WASHINGTON (CNS) — The Leadership Conference of Women Religious and the National Black Sisters Conference issued a joint statement May 5 on the importance of ensuring that all people enjoy the right to vote “regardless of their race, zip code, economic status or party affiliation.”

“As women of faith and faithful Americans, we believe that all people have the right and obligation to participate fully in our democracy,” the sisters’ statement said, adding that they “strongly oppose all attempts to restrict that participation by limiting the sacred right to vote.”

The national sisters’ organizations also endorsed the John Lewis Voting Rights Advancement Action Day on May 8, a national event supporting expanded voting rights.

LCWR, based in Silver Spring, Maryland, is an umbrella group of more than 1,300 members representing more than 40,000 Catholic sisters.

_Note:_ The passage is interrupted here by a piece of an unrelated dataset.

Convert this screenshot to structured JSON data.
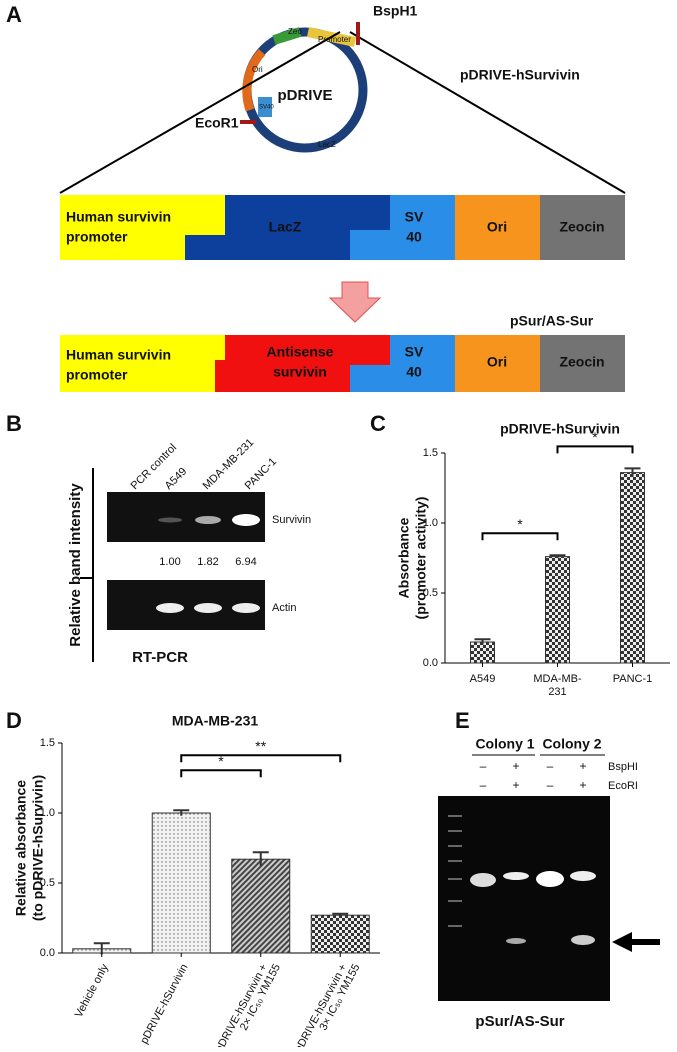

The National Black Sisters Conference, based in Washington, is a group of more than 150 Black Catholic women religious and associates.

Referring to current voting restriction measures being considered and adopted in some states, the sisters said the right to vote is “under attack once again.” They also said the United States has a “long racist history when it comes to voting,” citing the literacy tests and grandfather clauses that were part of Jim Crow laws used to suppress voting.

“Our brothers and sisters struggled, some gave their lives, to secure the Voting Rights Act of 1965,” the women religious said, adding that: “It falls to us to continue their work.”

They said Pope Francis’ encyclical “Evangelii Gaudium” reminds them “that our vocation as Catholic sisters is inherently political” realizing that not only are they called to participate in public life but that their faith urges them to change the world.

“We cannot remain on the sidelines in the fight for justice,” the sisters said.

Outlining what they plan to do, the statement said they would “call out elected officials, at every level, who continue to introduce measures that would return us to the era of ‘Jim Crow.'” Conversely, they said they would “support legislation that will ensure all people can exercise their precious right to vote.”

The women religious said it is “long past time we established national standards for voting.” They also called on the U.S. Senate to “immediately take up the For the People Act,” a bill to expand voting rights, and urged members of the House and Senate to introduce the John Lewis Voting Rights Advancement Act, named in honor of the late civil rights icon and longtime congressman.

The legislation aims to restore and strengthen protections of the Voting Rights Act of 1965 that had been weakened in the Supreme Court’s 2013 decision in Shelby v. Holder.